Home In evidenza Ogni anno lo Stato perde 107 miliardi per evasione fiscale

Ogni anno lo Stato perde 107 miliardi per evasione fiscale

by Rosario Sorace

La crisi fiscale in Italia sembra proprio un vulnus insuperabile e, senza una vera riforma improntata anche ai severi modelli anglosassoni, questa storia dell’evasione non avrà mai fine. Tra l’altro, abbiamo sempre la continua beffa degli “sconti” fatti agli evasori con: condoni, scudi fiscali e rottamazioni varie.

Sappiamo bene che ogni anno allo Stato mancano 107 miliardi di euro che equivale alla somma delle tasse che milioni di contribuenti disonesti continuano a non versare all’erario pubblico e costringendo a pagare di più a chi paga le tasse fino all’ultimo centesimo.

Ogni nuovo governo c’è sempre la dichiarazione di rito di promettere una dura lotta all’evasione, mentre alla resa dei conti tutto resta immutato e gli evasori campano sonni tranquilli. Cinquant’anni fa il ministro delle finanze socialdemocratico, Luigi Preti, aveva lanciato un innovativo e moderno Progetto Athena che doveva essere un’anagrafe tributaria moderna ed efficiente: “Basterà spingere un bottone e avremo i nomi degli evasori”, aveva affermato baldanzoso il ministro e tuttavia questo strumento si rilevò immediatamente un fiasco totale.

Oggi l’ultimo arrivato, Mario Draghi, promette solennemente nell’intervento sulla fiducia il 17 febbraio 2021 nell’Aula del Senato dichiarando “un rinnovato e rafforzato impegno nell’azione di contrasto all’evasione fiscale”. Tuttavia, appena un mese fa, questa promessa si è rilevata falsa ed è stata smentita dall’ennesimo condono a favore dei furbi di tutte le risme contenuto all’interno delle norme del decreto Sostegni e almeno con tutta onestà (sic!) il premier ha ammesso: “Sì, è un condono…”.

Purtroppo le cifre dell’evasione diventano stratosferiche e sono numeri che mostrano l’inefficienza politica e amministrativa dello Stato: 107,2 miliardi di euro di evasione fiscale di cui 95,9 di mancate entrate tributarie e 11,3 miliardi di mancate entrate contributive.

Non sono cifre inventate ma si tratta della stima ufficiale dell’ultima rilevazione della commissione per la redazione della relazione sull’economia e sull’evasione fiscale e contributiva che è presieduta dall’attuale ministro delle Infrastrutture, Enrico Giovannini.

L’evasione è davvero gigantesca, e il 30 giugno 2020 ha raggiunto la cifra di 986,7 miliardi solo di carico residuo delle cartelle esattoriali ancora da riscuotere.
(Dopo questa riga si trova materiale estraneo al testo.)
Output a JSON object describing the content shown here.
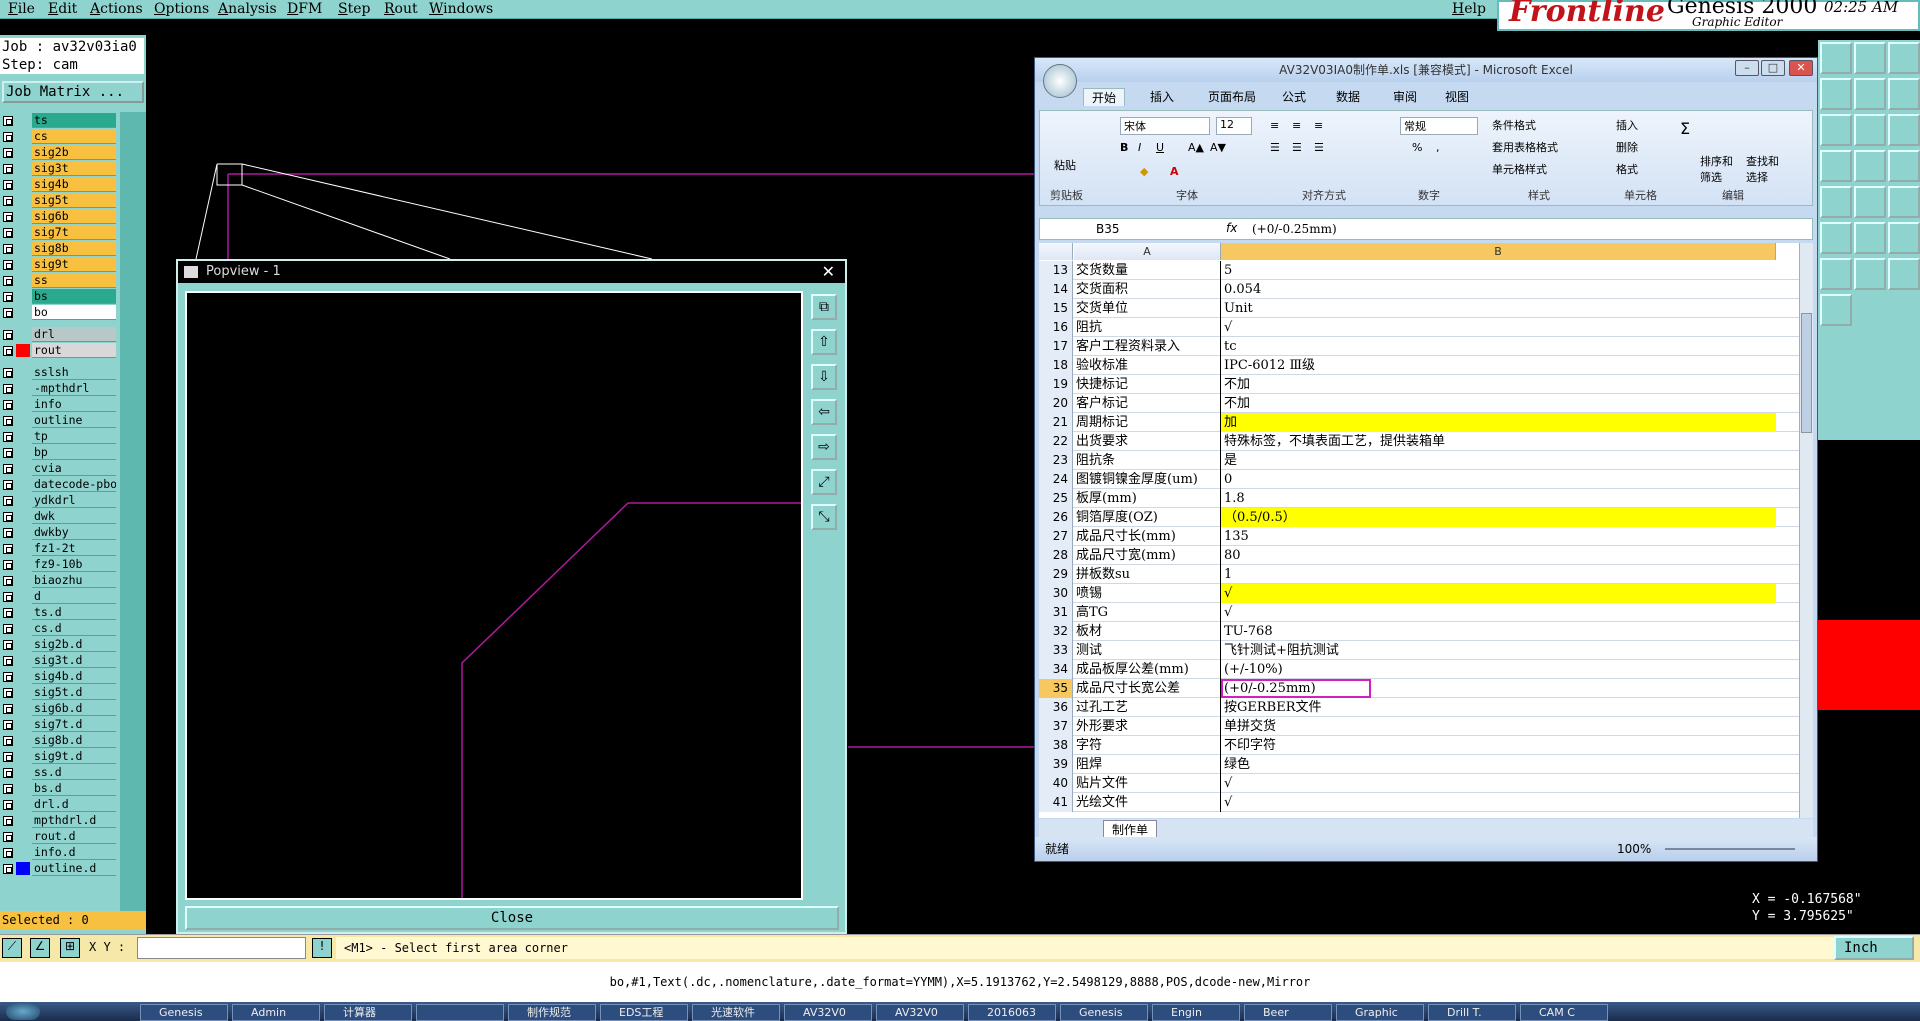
{
  "menu": [
    "File",
    "Edit",
    "Actions",
    "Options",
    "Analysis",
    "DFM",
    "Step",
    "Rout",
    "Windows"
  ],
  "help": "Help",
  "brand": {
    "logo": "Frontline",
    "product": "Genesis 2000",
    "subtitle": "Graphic Editor",
    "clock": "02:25 AM"
  },
  "job": {
    "job_line": "Job : av32v03ia0",
    "step_line": "Step: cam",
    "matrix_button": "Job Matrix ..."
  },
  "layers": [
    {
      "name": "ts",
      "color": "#2aa98f"
    },
    {
      "name": "cs",
      "color": "#f7c040"
    },
    {
      "name": "sig2b",
      "color": "#f7c040"
    },
    {
      "name": "sig3t",
      "color": "#f7c040"
    },
    {
      "name": "sig4b",
      "color": "#f7c040"
    },
    {
      "name": "sig5t",
      "color": "#f7c040"
    },
    {
      "name": "sig6b",
      "color": "#f7c040"
    },
    {
      "name": "sig7t",
      "color": "#f7c040"
    },
    {
      "name": "sig8b",
      "color": "#f7c040"
    },
    {
      "name": "sig9t",
      "color": "#f7c040"
    },
    {
      "name": "ss",
      "color": "#f7c040"
    },
    {
      "name": "bs",
      "color": "#2aa98f"
    },
    {
      "name": "bo",
      "color": "#ffffff"
    },
    {
      "name": "drl",
      "color": "#b8c8c8"
    },
    {
      "name": "rout",
      "color": "#d8d8d8",
      "swatch": "#ff0000",
      "active": true
    },
    {
      "name": "sslsh",
      "color": "#8fd3cf"
    },
    {
      "name": "-mpthdrl",
      "color": "#8fd3cf"
    },
    {
      "name": "info",
      "color": "#8fd3cf"
    },
    {
      "name": "outline",
      "color": "#8fd3cf"
    },
    {
      "name": "tp",
      "color": "#8fd3cf"
    },
    {
      "name": "bp",
      "color": "#8fd3cf"
    },
    {
      "name": "cvia",
      "color": "#8fd3cf"
    },
    {
      "name": "datecode-pbo",
      "color": "#8fd3cf"
    },
    {
      "name": "ydkdrl",
      "color": "#8fd3cf"
    },
    {
      "name": "dwk",
      "color": "#8fd3cf"
    },
    {
      "name": "dwkby",
      "color": "#8fd3cf"
    },
    {
      "name": "fz1-2t",
      "color": "#8fd3cf"
    },
    {
      "name": "fz9-10b",
      "color": "#8fd3cf"
    },
    {
      "name": "biaozhu",
      "color": "#8fd3cf"
    },
    {
      "name": "d",
      "color": "#8fd3cf"
    },
    {
      "name": "ts.d",
      "color": "#8fd3cf"
    },
    {
      "name": "cs.d",
      "color": "#8fd3cf"
    },
    {
      "name": "sig2b.d",
      "color": "#8fd3cf"
    },
    {
      "name": "sig3t.d",
      "color": "#8fd3cf"
    },
    {
      "name": "sig4b.d",
      "color": "#8fd3cf"
    },
    {
      "name": "sig5t.d",
      "color": "#8fd3cf"
    },
    {
      "name": "sig6b.d",
      "color": "#8fd3cf"
    },
    {
      "name": "sig7t.d",
      "color": "#8fd3cf"
    },
    {
      "name": "sig8b.d",
      "color": "#8fd3cf"
    },
    {
      "name": "sig9t.d",
      "color": "#8fd3cf"
    },
    {
      "name": "ss.d",
      "color": "#8fd3cf"
    },
    {
      "name": "bs.d",
      "color": "#8fd3cf"
    },
    {
      "name": "drl.d",
      "color": "#8fd3cf"
    },
    {
      "name": "mpthdrl.d",
      "color": "#8fd3cf"
    },
    {
      "name": "rout.d",
      "color": "#8fd3cf"
    },
    {
      "name": "info.d",
      "color": "#8fd3cf"
    },
    {
      "name": "outline.d",
      "color": "#8fd3cf",
      "swatch": "#0000ff"
    }
  ],
  "selected": "Selected : 0",
  "popview": {
    "title": "Popview - 1",
    "close": "Close"
  },
  "excel": {
    "title": "AV32V03IA0制作单.xls [兼容模式] - Microsoft Excel",
    "tabs": [
      "开始",
      "插入",
      "页面布局",
      "公式",
      "数据",
      "审阅",
      "视图"
    ],
    "font_name": "宋体",
    "font_size": "12",
    "number_format": "常规",
    "groups": [
      "剪贴板",
      "字体",
      "对齐方式",
      "数字",
      "样式",
      "单元格",
      "编辑"
    ],
    "paste": "粘贴",
    "style_buttons": [
      "条件格式",
      "套用表格格式",
      "单元格样式"
    ],
    "cell_buttons": [
      "插入",
      "删除",
      "格式"
    ],
    "edit_buttons": [
      "排序和筛选",
      "查找和选择"
    ],
    "name_box": "B35",
    "formula": "(+0/-0.25mm)",
    "col_a": "A",
    "col_b": "B",
    "rows": [
      {
        "n": "13",
        "a": "交货数量",
        "b": "5"
      },
      {
        "n": "14",
        "a": "交货面积",
        "b": "0.054"
      },
      {
        "n": "15",
        "a": "交货单位",
        "b": "Unit"
      },
      {
        "n": "16",
        "a": "阻抗",
        "b": "√"
      },
      {
        "n": "17",
        "a": "客户工程资料录入",
        "b": "tc"
      },
      {
        "n": "18",
        "a": "验收标准",
        "b": "IPC-6012 Ⅲ级"
      },
      {
        "n": "19",
        "a": "快捷标记",
        "b": "不加"
      },
      {
        "n": "20",
        "a": "客户标记",
        "b": "不加"
      },
      {
        "n": "21",
        "a": "周期标记",
        "b": "加",
        "hl": true
      },
      {
        "n": "22",
        "a": "出货要求",
        "b": "特殊标签，不填表面工艺，提供装箱单"
      },
      {
        "n": "23",
        "a": "阻抗条",
        "b": "是"
      },
      {
        "n": "24",
        "a": "图镀铜镍金厚度(um)",
        "b": "0"
      },
      {
        "n": "25",
        "a": "板厚(mm)",
        "b": "1.8"
      },
      {
        "n": "26",
        "a": "铜箔厚度(OZ)",
        "b": "（0.5/0.5）",
        "hl": true
      },
      {
        "n": "27",
        "a": "成品尺寸长(mm)",
        "b": "135"
      },
      {
        "n": "28",
        "a": "成品尺寸宽(mm)",
        "b": "80"
      },
      {
        "n": "29",
        "a": "拼板数su",
        "b": "1"
      },
      {
        "n": "30",
        "a": "喷锡",
        "b": "√",
        "hl": true
      },
      {
        "n": "31",
        "a": "高TG",
        "b": "√"
      },
      {
        "n": "32",
        "a": "板材",
        "b": "TU-768"
      },
      {
        "n": "33",
        "a": "测试",
        "b": "飞针测试+阻抗测试"
      },
      {
        "n": "34",
        "a": "成品板厚公差(mm)",
        "b": "(+/-10%)"
      },
      {
        "n": "35",
        "a": "成品尺寸长宽公差",
        "b": "(+0/-0.25mm)",
        "sel": true
      },
      {
        "n": "36",
        "a": "过孔工艺",
        "b": "按GERBER文件"
      },
      {
        "n": "37",
        "a": "外形要求",
        "b": "单拼交货"
      },
      {
        "n": "38",
        "a": "字符",
        "b": "不印字符"
      },
      {
        "n": "39",
        "a": "阻焊",
        "b": "绿色"
      },
      {
        "n": "40",
        "a": "贴片文件",
        "b": "√"
      },
      {
        "n": "41",
        "a": "光绘文件",
        "b": "√"
      }
    ],
    "sheet_tab": "制作单",
    "status": "就绪",
    "zoom": "100%"
  },
  "coords": {
    "x": "X = -0.167568\"",
    "y": "Y = 3.795625\""
  },
  "xy_label": "X Y :",
  "prompt": "<M1> - Select first area corner",
  "units": "Inch",
  "status_line": "bo,#1,Text(.dc,.nomenclature,.date_format=YYMM),X=5.1913762,Y=2.5498129,8888,POS,dcode-new,Mirror",
  "taskbar": [
    "Genesis",
    "Admin",
    "计算器",
    "",
    "制作规范",
    "EDS工程",
    "光速软件",
    "AV32V0",
    "AV32V0",
    "2016063",
    "Genesis",
    "Engin",
    "Beer",
    "Graphic",
    "Drill T.",
    "CAM C"
  ],
  "colors": {
    "panel": "#8fd3cf",
    "outline": "#b0189e",
    "accent": "#f7c040"
  }
}
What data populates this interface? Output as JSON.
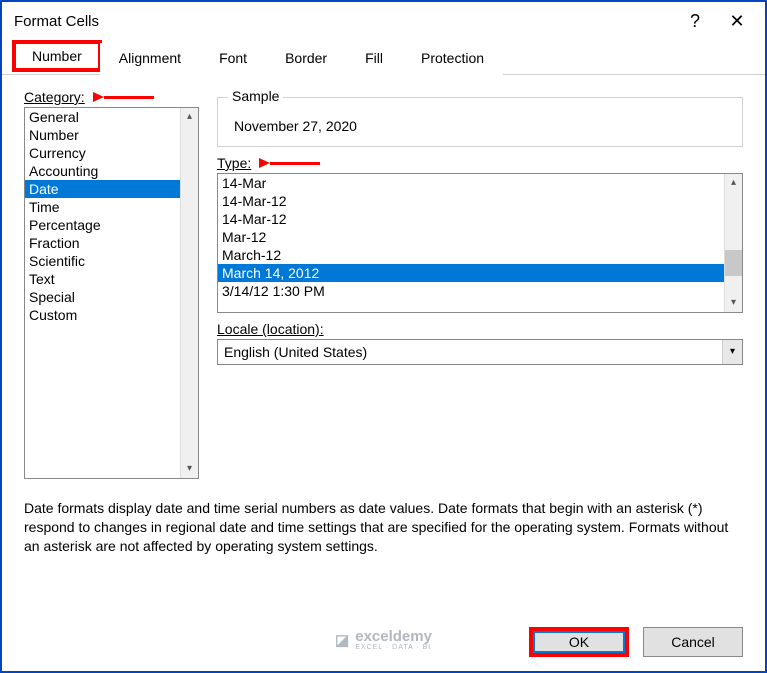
{
  "title": "Format Cells",
  "tabs": [
    "Number",
    "Alignment",
    "Font",
    "Border",
    "Fill",
    "Protection"
  ],
  "active_tab": 0,
  "category_label": "Category:",
  "categories": [
    "General",
    "Number",
    "Currency",
    "Accounting",
    "Date",
    "Time",
    "Percentage",
    "Fraction",
    "Scientific",
    "Text",
    "Special",
    "Custom"
  ],
  "category_selected": 4,
  "sample_label": "Sample",
  "sample_value": "November 27, 2020",
  "type_label": "Type:",
  "types": [
    "14-Mar",
    "14-Mar-12",
    "14-Mar-12",
    "Mar-12",
    "March-12",
    "March 14, 2012",
    "3/14/12 1:30 PM"
  ],
  "type_selected": 5,
  "locale_label": "Locale (location):",
  "locale_value": "English (United States)",
  "description": "Date formats display date and time serial numbers as date values.  Date formats that begin with an asterisk (*) respond to changes in regional date and time settings that are specified for the operating system. Formats without an asterisk are not affected by operating system settings.",
  "buttons": {
    "ok": "OK",
    "cancel": "Cancel"
  },
  "watermark": {
    "name": "exceldemy",
    "sub": "EXCEL · DATA · BI"
  }
}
Sono naturalmente risorse non riscosse dallo Stato e che lo stesso Draghi con l’intera maggioranza di quasi tutti i partiti presenti in Parlamento ha deciso in parte di condonare lanciando l’ennesimo messaggio negativo alla platea dei contribuenti onesti.

Nel nostro Paese su 60 milioni 359 mila 546 cittadini residenti a fine 2018, solamente 41 milioni 372 mila 851 hanno presentato la dichiarazione dei redditi e appena 31 milioni 155 mila 444 hanno versato almeno un euro di Irpef. A conti fatti la metà degli italiani, pari a 29 milioni 204 mila che sono il 48,38 per cento, risulta senza reddito e dovrebbe cosi vivere o mantenersi sulle spalle di qualcuno altro.

Nessuno riesce a risolvere questo gravissimo problema che, superata la crisi pandemica e con il debito pubblico alle stelle, tornerà ad essere prepotentemente all’ordine del giorno dell’agenda politica. Il tema è antico ampiamente vivisezionato ed è abbondantemente dimostrato che l’amministrazione finanziaria non è affatto una macchina da guerra.

Infatti gli accertamenti fiscali sono spesso grottesche prese in giro; non esiste la riscossione coattiva; la giustizia tributaria è assolutamente inesistente nonché corrosa da scandali e corruzione. Nella mentalità dominante l’evasore ancora oggi viene valutato come una persona abile e capace e certamente non è considerato un soggetto che commette reati contro la collettività.

Alla fine questa classe politica e dirigente si mostra debole e incapace non solo per colpa ma anche per dolo. I politici riescono a raccattare consensi cospicui dagli evasori e, quindi, per fare le riforme della fiscalità generale c’è sempre tempo. Meglio lasciare a quelli che verranno dopo questo compito assai fastidioso e controproducente.